Pleo appears to be going after these smaller companies, and where it can stand out from many traditional expense management companies is that it acts like a bank. According to reports, it shifted from offering prepaid cards to credit cards in early 2020.
But while small and medium companies welcome extra credit, there’s risk attached.
“It’s a tough gig,” said Gavin Smith, director of Element Travel Technology. “Pleo can target new businesses coming up, and be more lenient on their underwriting. But what risks does Pleo want to take in terms of their lending profile?” he added.
The Danish startup will also have to convince the smaller businesses they can trust all of their employees with corporate credit cards. Some can be hesitant, but if Pleo succeeds it stand to bring in a lot of new customers.
“Pleo has seen the what the likes of (online banks) Revolut and Monzo are doing in the corporate world, and putting some expense on it,” added Element’s Smith. “What they’re trying to sell is data integration, because they own the card, and they own the technology, as opposed to a SAP Concur or Chrome River, for example, which have integrations with Visa or Mastercard.”
However, many technology companies are already helping customers automate the expense-claiming process, declaring the demise of the dreaded end-of-month Excel report. For example, a company of 100 people can spend $4,815 a month manually filing expense reports, Pleo predicts, which equates to more than $55,497 a year.
This includes TripActions, with its Liquid platform, as well as Emburse, which in June launched a new platform called Emburse Analytics, designed to empower customers with dashboards that optimise spend, improve compliance and give finance teams better spend analysis data. In the same month it enhanced its partnership with business travel platform AmTrav, launching its automatic receipts integration.

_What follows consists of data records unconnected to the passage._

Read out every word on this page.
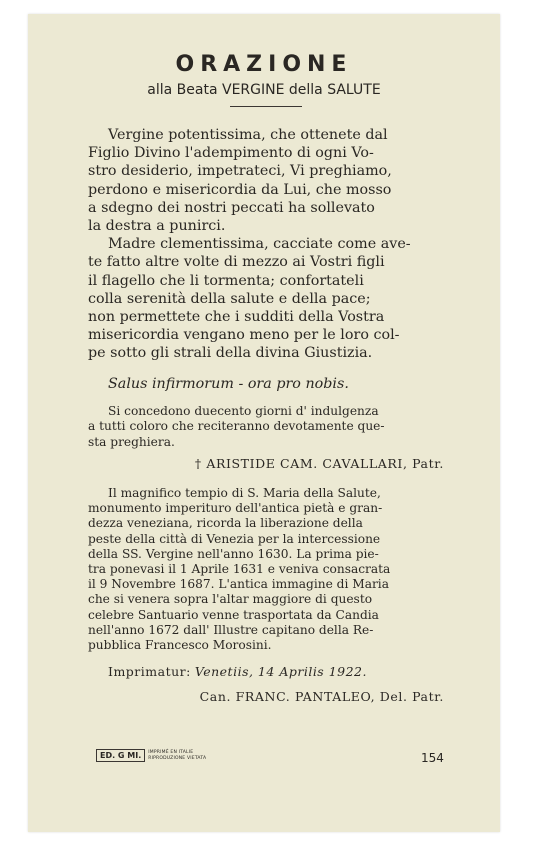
ORAZIONE
alla Beata VERGINE della SALUTE

Vergine potentissima, che ottenete dal

Figlio Divino l'adempimento di ogni Vo-

stro desiderio, impetrateci, Vi preghiamo,

perdono e misericordia da Lui, che mosso

a sdegno dei nostri peccati ha sollevato

la destra a punirci.

Madre clementissima, cacciate come ave-

te fatto altre volte di mezzo ai Vostri figli

il flagello che li tormenta; confortateli

colla serenità della salute e della pace;

non permettete che i sudditi della Vostra

misericordia vengano meno per le loro col-

pe sotto gli strali della divina Giustizia.

Salus infirmorum - ora pro nobis.

Si concedono duecento giorni d' indulgenza

a tutti coloro che reciteranno devotamente que-
sta preghiera.
† ARISTIDE CAM. CAVALLARI, Patr.

Il magnifico tempio di S. Maria della Salute,

monumento imperituro dell'antica pietà e gran-
dezza veneziana, ricorda la liberazione della
peste della città di Venezia per la intercessione
della SS. Vergine nell'anno 1630. La prima pie-
tra ponevasi il 1 Aprile 1631 e veniva consacrata
il 9 Novembre 1687. L'antica immagine di Maria
che si venera sopra l'altar maggiore di questo
celebre Santuario venne trasportata da Candia
nell'anno 1672 dall' Illustre capitano della Re-
pubblica Francesco Morosini.
Imprimatur: Venetiis, 14 Aprilis 1922.
Can. FRANC. PANTALEO, Del. Patr.
ED. G MI.	IMPRIMÉ EN ITALIE
RIPRODUZIONE VIETATA	154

“As we emerge from the pandemic, we know that many organisations’ travel and discretionary spend budgets will be closely watched,” said CEO Eric Friedrichsen. “Doing this effectively requires finance teams to quickly and easily analyse data, which they can then communicate across the organisation to help optimise spend and make smarter planning decisions.”
Meanwhile, credit and software company Divvy has partnered with TravelPerk — itself on a major European push following its $160 million fundraising and more recently an acquisition of a UK agency that specliaizes in smaller companies.
Are any corporate travel agency partnerships on the horizon for Pleo?
“We’re open to exploring how we can partner with companies like us — that believe in more autonomy and digital transformation in the way we work,” said Rindom. “Expectedly, travel makes up a sizeable core for most business spending, so we’re keen on hearing from companies like us within this sector that believe in more autonomy and digital transformation in the way we work.”
Pleo’s focus is now on recruiting and growing its 330-strong team, while it improves its product and expands its customer base of 17,000 companies across Europe. One ambitious goal is to reach one million engaged users by the end of 2025, which would be a 25 times increase on its current number.
“In terms of new geographies, we are considering a new continent to expand to in the near future but for now, we’re fully focused on our operations in Europe,” Rindom said. “The US is a region we are looking into given the size of the market, but there are still a number of important factors and challenges we need to consider before we can expand there.”
Currently its six markets are UK, Sweden, Germany, Spain, Ireland and Denmark.
Pleo’s expansion is the latest in a series of financial sector upheavals. Booking.com has also created a dedicated fintech unit, to enable travelers to avoid bank and credit card companies’ foreign exchange fees. Meanwhile, cross-border payment company Wise has just gone public, valuing the company at $11 billion.